Tunable Consistency via Concerns

This is the actual mechanism behind "tunable consistency" — you are not choosing a single global consistency level for the deployment, you choose it per operation via read concern and write concern (see the dedicated Read/Write Concerns page for the full option reference).

Goal

Configuration

Maximum speed, can tolerate rare data loss/staleness

w:1, readConcern:local

Safe default for most application code

w:majority, readConcern:local

Strong read-after-write guarantee for a user's own actions

w:majority + causal session

Strongest single-document real-time guarantee

w:majority, readConcern:linearizable (primary only)

Consistent snapshot across multiple documents

Multi-document transaction with readConcern:snapshot

CAP Positioning

CAP theorem says a distributed system can only fully guarantee two of Consistency, Availability, and Partition tolerance at once. MongoDB is generally categorized as CP (consistent, partition-tolerant) by default: during a network partition, a replica set will not elect a primary without a majority of voting members, sacrificing write availability in the minority partition rather than risking inconsistent writes.

  • With a majority-based configuration, the minority side of a partition cannot accept writes — it has no primary. This favors consistency over availability during a partition.

  • Reading from secondaries with a weak read concern shifts you toward the AP end of the spectrum for that specific read — you trade consistency for availability/latency.

  • This is why MongoDB is more accurately described as "tunable" rather than strictly CP or AP — the classification depends on the concerns you choose per operation.

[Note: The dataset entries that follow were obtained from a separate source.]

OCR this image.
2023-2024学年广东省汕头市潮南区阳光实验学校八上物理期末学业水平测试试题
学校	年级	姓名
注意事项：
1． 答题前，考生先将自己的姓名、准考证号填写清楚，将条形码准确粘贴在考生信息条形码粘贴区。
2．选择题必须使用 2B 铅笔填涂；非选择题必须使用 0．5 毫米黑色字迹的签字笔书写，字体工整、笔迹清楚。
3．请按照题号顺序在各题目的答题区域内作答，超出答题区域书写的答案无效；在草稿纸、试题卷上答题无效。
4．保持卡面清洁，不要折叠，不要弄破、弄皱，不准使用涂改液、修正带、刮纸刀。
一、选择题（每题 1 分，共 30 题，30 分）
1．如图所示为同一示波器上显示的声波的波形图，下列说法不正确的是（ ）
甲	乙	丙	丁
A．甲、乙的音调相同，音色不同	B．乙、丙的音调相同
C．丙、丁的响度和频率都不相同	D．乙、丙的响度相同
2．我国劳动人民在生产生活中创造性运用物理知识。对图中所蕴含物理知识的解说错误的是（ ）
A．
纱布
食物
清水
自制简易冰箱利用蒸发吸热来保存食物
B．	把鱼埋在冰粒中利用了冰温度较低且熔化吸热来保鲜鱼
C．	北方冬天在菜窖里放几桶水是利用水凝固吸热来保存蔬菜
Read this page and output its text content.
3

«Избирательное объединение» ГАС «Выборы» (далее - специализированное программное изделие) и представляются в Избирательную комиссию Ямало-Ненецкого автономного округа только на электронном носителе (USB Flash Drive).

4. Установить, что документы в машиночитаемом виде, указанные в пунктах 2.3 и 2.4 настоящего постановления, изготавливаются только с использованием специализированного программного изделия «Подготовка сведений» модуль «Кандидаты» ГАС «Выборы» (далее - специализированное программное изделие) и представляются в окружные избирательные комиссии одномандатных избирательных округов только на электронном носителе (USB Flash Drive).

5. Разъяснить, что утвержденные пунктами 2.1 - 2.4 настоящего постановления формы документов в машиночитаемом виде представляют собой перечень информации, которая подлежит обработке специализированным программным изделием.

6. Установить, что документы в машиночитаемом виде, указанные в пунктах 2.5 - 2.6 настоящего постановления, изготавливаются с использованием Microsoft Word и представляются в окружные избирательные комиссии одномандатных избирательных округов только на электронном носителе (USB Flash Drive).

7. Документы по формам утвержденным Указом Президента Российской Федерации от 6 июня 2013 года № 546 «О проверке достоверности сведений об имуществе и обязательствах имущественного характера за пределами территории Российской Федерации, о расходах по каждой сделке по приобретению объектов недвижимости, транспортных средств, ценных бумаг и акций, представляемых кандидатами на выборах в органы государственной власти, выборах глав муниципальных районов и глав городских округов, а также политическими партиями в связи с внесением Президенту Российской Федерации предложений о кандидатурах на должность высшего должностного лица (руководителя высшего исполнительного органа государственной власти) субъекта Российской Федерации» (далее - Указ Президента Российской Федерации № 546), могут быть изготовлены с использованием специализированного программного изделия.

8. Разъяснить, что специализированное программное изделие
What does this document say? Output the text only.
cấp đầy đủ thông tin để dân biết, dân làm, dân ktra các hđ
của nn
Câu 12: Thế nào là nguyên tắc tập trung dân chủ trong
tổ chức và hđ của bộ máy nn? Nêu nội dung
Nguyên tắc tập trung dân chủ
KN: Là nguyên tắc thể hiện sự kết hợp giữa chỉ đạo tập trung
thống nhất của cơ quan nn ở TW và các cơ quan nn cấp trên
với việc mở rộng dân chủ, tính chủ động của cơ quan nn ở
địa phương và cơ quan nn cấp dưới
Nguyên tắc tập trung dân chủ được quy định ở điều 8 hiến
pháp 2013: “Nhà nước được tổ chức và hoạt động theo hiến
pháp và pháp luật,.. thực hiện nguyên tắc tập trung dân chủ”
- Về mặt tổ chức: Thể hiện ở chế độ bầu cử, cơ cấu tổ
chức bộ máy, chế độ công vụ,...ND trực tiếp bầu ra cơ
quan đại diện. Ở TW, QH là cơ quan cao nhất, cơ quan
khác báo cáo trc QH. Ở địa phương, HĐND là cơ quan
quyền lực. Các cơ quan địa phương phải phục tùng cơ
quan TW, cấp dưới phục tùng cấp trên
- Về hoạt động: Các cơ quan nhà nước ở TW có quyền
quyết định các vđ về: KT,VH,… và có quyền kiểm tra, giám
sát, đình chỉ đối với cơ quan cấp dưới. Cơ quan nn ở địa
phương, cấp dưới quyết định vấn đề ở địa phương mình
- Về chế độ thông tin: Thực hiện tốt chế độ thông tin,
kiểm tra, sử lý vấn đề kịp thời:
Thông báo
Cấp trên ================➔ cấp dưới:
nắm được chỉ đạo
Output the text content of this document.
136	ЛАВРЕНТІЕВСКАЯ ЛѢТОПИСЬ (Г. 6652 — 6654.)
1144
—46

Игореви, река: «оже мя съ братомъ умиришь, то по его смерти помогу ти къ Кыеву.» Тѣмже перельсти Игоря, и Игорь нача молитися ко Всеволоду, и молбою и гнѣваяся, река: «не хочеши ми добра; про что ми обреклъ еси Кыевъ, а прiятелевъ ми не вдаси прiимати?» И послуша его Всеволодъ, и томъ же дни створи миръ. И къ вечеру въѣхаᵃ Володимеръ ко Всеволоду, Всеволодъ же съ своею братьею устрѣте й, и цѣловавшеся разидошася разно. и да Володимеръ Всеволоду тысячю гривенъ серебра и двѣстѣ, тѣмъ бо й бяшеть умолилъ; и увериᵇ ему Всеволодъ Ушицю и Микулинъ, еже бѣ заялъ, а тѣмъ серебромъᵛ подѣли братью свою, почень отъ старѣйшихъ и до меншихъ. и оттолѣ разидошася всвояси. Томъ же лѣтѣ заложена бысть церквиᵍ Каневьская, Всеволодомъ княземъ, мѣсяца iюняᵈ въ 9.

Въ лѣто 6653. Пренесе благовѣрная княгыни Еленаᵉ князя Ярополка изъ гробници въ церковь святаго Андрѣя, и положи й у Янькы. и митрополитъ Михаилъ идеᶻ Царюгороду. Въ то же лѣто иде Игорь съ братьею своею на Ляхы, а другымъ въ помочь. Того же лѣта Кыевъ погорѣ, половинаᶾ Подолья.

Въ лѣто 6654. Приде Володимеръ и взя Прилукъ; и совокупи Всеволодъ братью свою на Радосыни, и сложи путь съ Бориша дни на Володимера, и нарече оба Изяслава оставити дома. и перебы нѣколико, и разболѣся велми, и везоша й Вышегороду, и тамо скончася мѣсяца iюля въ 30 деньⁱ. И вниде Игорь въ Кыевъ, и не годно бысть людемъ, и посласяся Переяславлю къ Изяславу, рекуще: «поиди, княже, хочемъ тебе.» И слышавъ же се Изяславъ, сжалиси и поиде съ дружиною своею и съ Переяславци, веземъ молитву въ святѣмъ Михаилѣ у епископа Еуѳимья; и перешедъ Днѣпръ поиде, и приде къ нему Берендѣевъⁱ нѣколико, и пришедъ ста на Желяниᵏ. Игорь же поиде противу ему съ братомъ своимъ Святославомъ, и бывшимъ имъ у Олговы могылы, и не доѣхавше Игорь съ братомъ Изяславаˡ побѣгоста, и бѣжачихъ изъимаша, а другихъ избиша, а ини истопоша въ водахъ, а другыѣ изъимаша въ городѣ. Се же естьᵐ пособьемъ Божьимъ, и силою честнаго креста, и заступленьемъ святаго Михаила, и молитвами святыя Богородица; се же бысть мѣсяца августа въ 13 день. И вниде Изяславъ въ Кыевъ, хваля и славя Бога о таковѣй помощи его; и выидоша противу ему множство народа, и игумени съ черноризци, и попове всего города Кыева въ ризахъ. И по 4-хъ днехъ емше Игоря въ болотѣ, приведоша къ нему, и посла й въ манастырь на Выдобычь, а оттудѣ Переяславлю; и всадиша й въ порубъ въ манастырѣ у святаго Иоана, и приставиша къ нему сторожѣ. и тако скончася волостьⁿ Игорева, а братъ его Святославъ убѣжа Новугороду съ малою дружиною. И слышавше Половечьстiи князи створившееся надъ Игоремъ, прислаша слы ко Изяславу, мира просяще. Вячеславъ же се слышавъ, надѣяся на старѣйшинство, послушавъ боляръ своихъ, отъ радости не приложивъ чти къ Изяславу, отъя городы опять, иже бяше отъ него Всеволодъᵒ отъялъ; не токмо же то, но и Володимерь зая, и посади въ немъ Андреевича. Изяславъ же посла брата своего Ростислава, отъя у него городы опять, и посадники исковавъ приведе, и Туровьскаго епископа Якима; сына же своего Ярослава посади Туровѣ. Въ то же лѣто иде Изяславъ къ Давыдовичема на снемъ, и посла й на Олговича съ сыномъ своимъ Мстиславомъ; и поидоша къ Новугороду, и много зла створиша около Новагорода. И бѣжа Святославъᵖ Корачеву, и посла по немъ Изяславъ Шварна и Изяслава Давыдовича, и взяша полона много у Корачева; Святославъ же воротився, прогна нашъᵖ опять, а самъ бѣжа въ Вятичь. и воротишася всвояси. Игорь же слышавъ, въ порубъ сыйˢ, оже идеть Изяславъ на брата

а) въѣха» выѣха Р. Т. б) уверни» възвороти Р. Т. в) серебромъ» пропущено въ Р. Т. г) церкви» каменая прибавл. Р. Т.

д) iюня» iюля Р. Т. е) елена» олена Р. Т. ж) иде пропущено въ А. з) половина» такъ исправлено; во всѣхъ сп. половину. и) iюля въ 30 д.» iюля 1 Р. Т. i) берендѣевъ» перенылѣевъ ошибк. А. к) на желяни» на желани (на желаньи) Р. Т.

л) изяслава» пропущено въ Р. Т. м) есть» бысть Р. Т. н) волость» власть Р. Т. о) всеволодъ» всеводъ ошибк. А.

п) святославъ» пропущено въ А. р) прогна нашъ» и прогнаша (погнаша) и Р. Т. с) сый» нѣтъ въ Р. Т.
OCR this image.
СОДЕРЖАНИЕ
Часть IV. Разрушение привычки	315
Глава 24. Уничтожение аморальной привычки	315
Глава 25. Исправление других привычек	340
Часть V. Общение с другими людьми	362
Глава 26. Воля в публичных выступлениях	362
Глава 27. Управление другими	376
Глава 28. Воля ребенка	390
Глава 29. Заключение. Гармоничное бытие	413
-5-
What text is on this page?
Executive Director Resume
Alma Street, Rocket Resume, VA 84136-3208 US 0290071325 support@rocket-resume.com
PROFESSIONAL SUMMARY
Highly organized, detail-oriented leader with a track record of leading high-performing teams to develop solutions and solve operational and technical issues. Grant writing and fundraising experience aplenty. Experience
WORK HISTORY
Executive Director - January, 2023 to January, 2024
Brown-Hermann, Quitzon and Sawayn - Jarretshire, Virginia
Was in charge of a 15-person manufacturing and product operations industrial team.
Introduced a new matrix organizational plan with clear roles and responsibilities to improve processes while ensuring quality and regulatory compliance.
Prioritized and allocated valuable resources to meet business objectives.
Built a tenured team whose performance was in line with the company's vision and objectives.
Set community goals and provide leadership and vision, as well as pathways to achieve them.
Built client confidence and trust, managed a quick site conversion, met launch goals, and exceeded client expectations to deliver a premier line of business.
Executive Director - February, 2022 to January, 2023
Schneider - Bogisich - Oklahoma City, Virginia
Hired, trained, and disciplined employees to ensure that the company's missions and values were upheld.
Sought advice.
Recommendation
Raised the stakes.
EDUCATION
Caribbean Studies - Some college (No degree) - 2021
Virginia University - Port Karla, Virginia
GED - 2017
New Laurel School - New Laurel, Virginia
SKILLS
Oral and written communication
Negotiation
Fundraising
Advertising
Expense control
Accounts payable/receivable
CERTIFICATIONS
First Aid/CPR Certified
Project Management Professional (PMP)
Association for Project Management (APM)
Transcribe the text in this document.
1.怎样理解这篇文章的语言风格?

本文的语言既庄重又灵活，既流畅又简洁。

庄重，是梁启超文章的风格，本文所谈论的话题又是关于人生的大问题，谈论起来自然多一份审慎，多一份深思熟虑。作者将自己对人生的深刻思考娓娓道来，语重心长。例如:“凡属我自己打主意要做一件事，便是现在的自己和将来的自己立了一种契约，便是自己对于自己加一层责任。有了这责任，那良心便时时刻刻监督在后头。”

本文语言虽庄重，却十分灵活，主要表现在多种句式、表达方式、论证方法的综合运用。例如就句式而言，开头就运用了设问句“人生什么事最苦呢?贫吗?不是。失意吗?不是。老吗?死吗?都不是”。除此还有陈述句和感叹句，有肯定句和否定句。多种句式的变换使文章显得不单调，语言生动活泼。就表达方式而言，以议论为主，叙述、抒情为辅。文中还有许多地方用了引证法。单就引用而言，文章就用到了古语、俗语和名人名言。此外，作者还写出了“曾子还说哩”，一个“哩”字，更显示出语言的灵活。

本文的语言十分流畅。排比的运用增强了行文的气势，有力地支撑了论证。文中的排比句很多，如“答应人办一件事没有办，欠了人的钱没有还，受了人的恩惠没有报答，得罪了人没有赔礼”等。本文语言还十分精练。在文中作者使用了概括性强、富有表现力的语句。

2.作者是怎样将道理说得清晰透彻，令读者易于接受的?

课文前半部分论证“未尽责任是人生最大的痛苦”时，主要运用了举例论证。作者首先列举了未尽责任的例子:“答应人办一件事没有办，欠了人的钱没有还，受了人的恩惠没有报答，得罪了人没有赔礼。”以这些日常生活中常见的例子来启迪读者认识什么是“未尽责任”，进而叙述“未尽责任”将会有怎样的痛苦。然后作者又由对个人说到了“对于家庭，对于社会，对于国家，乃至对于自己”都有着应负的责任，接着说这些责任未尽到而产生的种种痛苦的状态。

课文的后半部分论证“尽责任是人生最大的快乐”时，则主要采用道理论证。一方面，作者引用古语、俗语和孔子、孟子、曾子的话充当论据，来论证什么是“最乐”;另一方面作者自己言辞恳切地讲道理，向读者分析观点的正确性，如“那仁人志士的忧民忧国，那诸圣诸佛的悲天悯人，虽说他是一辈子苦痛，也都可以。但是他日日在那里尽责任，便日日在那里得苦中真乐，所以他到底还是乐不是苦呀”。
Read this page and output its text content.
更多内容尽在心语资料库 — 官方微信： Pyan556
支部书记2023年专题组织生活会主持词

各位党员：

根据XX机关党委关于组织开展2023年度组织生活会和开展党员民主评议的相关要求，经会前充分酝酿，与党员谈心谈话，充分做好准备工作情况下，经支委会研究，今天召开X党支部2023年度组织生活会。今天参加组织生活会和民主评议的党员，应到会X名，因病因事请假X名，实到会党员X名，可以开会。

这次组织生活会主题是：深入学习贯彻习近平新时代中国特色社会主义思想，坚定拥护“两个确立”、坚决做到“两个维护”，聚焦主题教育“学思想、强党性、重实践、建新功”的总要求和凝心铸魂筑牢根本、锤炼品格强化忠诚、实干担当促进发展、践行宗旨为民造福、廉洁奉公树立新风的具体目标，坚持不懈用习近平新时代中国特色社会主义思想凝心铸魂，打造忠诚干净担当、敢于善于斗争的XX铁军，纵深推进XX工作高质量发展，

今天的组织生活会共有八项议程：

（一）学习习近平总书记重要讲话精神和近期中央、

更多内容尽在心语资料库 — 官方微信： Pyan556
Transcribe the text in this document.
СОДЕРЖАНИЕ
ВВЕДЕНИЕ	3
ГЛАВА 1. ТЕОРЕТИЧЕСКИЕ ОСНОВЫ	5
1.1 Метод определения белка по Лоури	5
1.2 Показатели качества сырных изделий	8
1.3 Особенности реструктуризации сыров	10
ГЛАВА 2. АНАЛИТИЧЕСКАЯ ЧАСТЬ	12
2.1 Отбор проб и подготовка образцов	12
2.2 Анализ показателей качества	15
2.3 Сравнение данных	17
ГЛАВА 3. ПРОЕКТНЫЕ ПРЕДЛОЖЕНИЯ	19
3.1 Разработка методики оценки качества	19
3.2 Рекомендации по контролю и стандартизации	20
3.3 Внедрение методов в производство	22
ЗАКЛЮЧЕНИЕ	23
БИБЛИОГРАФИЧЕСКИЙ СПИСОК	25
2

Practical Configuration Recipes

E-commerce checkout — must not lose or misread the order

JS
await session.withTransaction(async () => {
  await orders.insertOne(orderDoc, { session })
  await inventory.updateOne(
    { sku }, { $inc: { qty: -1 } }, { session }
  )
}, {
  readConcern: { level: "snapshot" },
  writeConcern: { w: "majority" }
})

Product catalog browsing — favor speed, staleness is fine

JS
db.products.find({ category: "electronics" })
  .readPref("secondaryPreferred")
  .readConcern("local")

Analytics dashboard — read scaled out, slight lag acceptable

JS
db.orders.aggregate(pipeline, {
  readPreference: "secondary",
  readConcern: { level: "available" }
})
Tip
Pick the consistency level per access pattern, not once for the whole application — a checkout flow and a product-browsing page have very different tolerance for staleness, and MongoDB lets you express that difference directly in each query.
Summary
  • Replication is asynchronous by default — secondaries can lag, and reads there can be stale.

  • Majority write concern + a causally consistent session gives practical read-your-own-writes guarantees.

  • MongoDB defaults toward CP under partition (no primary without a majority), but read concern lets individual operations lean toward AP when staleness is acceptable.

  • Configure consistency per operation, matched to what that specific read or write actually requires.